Ptahhotep, sometimes known as Ptahhotpe or Ptah-Hotep, was an ancient Egyptian official during the late 25th century BC and early 24th century BC. Ptahhotep was the city administrator and vizier (first minister) during the reign of Djedkare Isesi in the 5th Dynasty. He is credited with authoring The Instruction of Ptahhotep, an early piece of Egyptian "wisdom literature" meant to instruct young men in appropriate behavior.
There are authors who date the Maxims of Ptahhotep much earlier than the 25th century.
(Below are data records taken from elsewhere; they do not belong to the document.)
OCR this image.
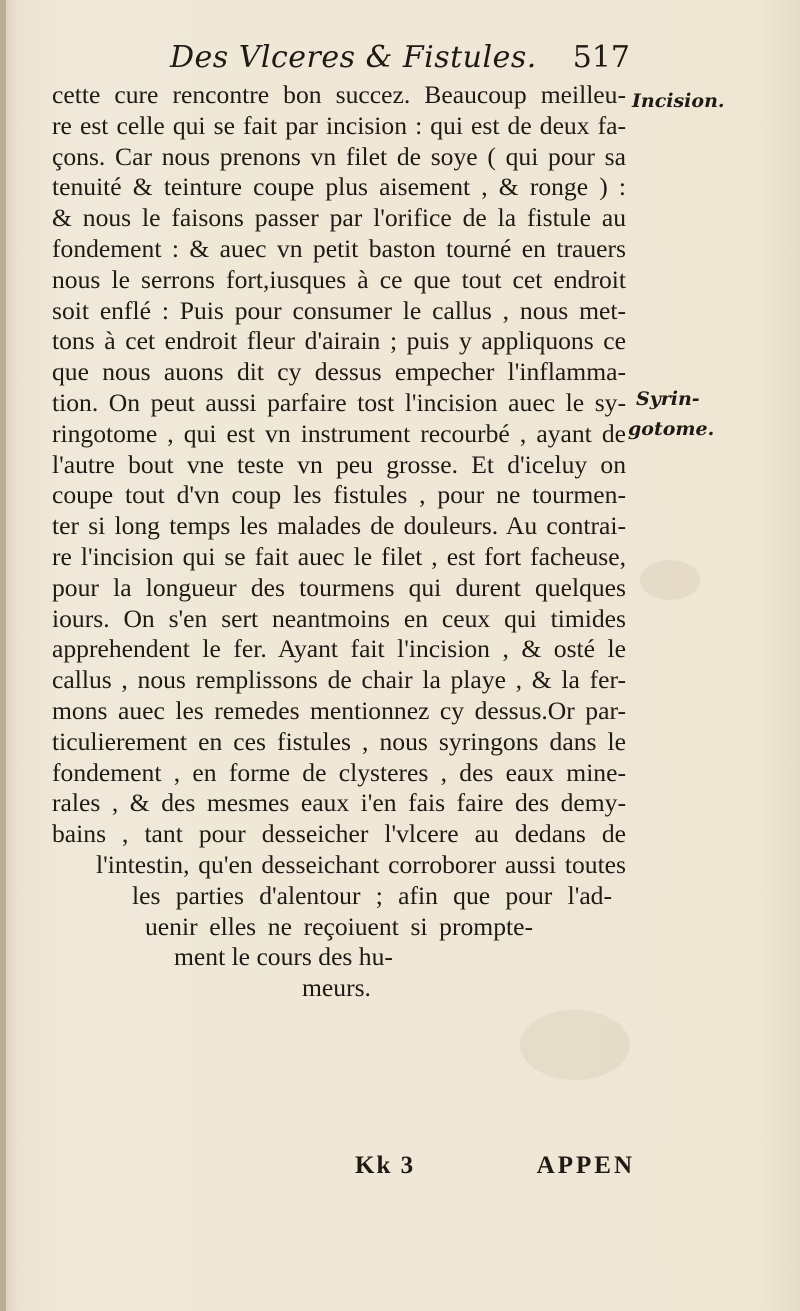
Des Vlceres & Fistules. 517
Incision.
Syrin-
gotome.
cette cure rencontre bon succez. Beaucoup meilleu-
re est celle qui se fait par incision : qui est de deux fa-
çons. Car nous prenons vn filet de soye ( qui pour sa
tenuité & teinture coupe plus aisement , & ronge ) :
& nous le faisons passer par l'orifice de la fistule au
fondement : & auec vn petit baston tourné en trauers
nous le serrons fort,iusques à ce que tout cet endroit
soit enflé : Puis pour consumer le callus , nous met-
tons à cet endroit fleur d'airain ; puis y appliquons ce
que nous auons dit cy dessus empecher l'inflamma-
tion. On peut aussi parfaire tost l'incision auec le sy-
ringotome , qui est vn instrument recourbé , ayant de
l'autre bout vne teste vn peu grosse. Et d'iceluy on
coupe tout d'vn coup les fistules , pour ne tourmen-
ter si long temps les malades de douleurs. Au contrai-
re l'incision qui se fait auec le filet , est fort facheuse,
pour la longueur des tourmens qui durent quelques
iours. On s'en sert neantmoins en ceux qui timides
apprehendent le fer. Ayant fait l'incision , & osté le
callus , nous remplissons de chair la playe , & la fer-
mons auec les remedes mentionnez cy dessus.Or par-
ticulierement en ces fistules , nous syringons dans le
fondement , en forme de clysteres , des eaux mine-
rales , & des mesmes eaux i'en fais faire des demy-
bains , tant pour desseicher l'vlcere au dedans de
l'intestin, qu'en desseichant corroborer aussi toutes
les parties d'alentour ; afin que pour l'ad-
uenir elles ne reçoiuent si prompte-
ment le cours des hu-
meurs.
Kk 3	APPEN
For instance, Pulitzer Prize winning historian Will Durant dates these writings as early as 2880 BCE within The Story of Civilization: Our Oriental History. Durant claims that Ptahhotep could be considered the very first philosopher in virtue of having the earliest and surviving fragments of moral philosophy (i.e., "The Maxims of Ptah-Hotep"). Ptahhotep's grandson, Ptahhotep Tshefi, is traditionally credited with being the author of the collection of wise sayings known as The Maxims of Ptahhotep, whose opening lines attribute authorship to the vizier Ptahhotep: Instruction of the Mayor of the city, the Vizier Ptahhotep, under the Majesty of King Isesi. They take the form of advice and instructions from a father to his son and are said to have been assembled during the late Old Kingdom. However, their oldest surviving copies are written in Middle Egyptian dating to the late First Intermediate Period of the Middle Kingdom.
The Maxims are conformist precepts extolling such civil virtues as truthfulness, self-control and kindness towards one's fellow beings. Some of the maxims refer to one's behaviour when in the presence of the great, how to choose the right master and how to serve him. Others teach the correct way to lead through openness and kindness.